このように、賃金体系も時代と共にマズローの欲求5段階の上位欲求を満たすように、螺旋階段を登るようにして変化しています。

(時代の変化とマズローの欲求5段階との関係性は「歴史から見る人事制度のトレンド」をご参照ください)

(また、螺旋階段を登るという考え方は、田坂広志氏の「未来を予見する5つの法則」を説明した「イノベーションを促進する第一の法則」をご参照下さい)

まとめ

賃金体系について、歴史を追って「pay for parson」と「pay for job」の要素を切り口に見てきました。

その結果、「pay for parson」と「pay for job」の間を揺れ続けながら、賃金体系が変化してきたことが分かります。

また、時代の変化の波が訪れた時、常に「pay for job」の観点によって賃金体系が見直されてきました。しかし、必ず「pay for parson」の要素を含むことで、日本的な賃金体系として落ち着きを見せているように思えます。

今後も、「pay for parson」と「pay for job」の間を揺れ続けることが予想されます。しかし、どちらの位置か、どこの位置が正解というわけではありません。

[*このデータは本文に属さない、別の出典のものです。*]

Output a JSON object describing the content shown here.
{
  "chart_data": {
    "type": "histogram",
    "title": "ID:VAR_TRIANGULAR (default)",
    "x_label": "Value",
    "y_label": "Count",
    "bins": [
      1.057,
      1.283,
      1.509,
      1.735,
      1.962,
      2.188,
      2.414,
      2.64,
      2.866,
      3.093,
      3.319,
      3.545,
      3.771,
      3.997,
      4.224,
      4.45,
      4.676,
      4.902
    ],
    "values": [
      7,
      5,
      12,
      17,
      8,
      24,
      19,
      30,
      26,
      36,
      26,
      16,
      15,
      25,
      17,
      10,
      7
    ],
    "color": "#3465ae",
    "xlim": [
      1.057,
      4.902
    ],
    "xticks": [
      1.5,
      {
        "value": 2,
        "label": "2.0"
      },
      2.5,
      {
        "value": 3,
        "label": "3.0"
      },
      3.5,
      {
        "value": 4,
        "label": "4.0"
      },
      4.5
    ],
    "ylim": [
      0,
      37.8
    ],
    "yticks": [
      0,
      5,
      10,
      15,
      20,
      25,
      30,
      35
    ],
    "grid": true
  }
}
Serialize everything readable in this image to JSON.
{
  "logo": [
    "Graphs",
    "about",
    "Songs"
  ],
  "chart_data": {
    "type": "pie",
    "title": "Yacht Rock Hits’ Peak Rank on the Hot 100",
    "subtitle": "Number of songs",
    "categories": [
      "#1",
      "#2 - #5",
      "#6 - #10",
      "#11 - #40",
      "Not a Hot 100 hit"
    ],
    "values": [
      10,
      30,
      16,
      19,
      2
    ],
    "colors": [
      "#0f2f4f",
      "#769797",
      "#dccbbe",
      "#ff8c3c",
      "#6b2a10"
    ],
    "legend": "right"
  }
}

「経営者として賃金に対して、どのように考えるのか?」

要は、経営者として、この問いに対する回答を用意することです。あなたの会社の賃金体系の基本となる考えは「pay for parson」ですか?それとも「pay for job」ですか?

今回の内容が、今一度、会社の賃金体系を考える機会になっておれば幸いです。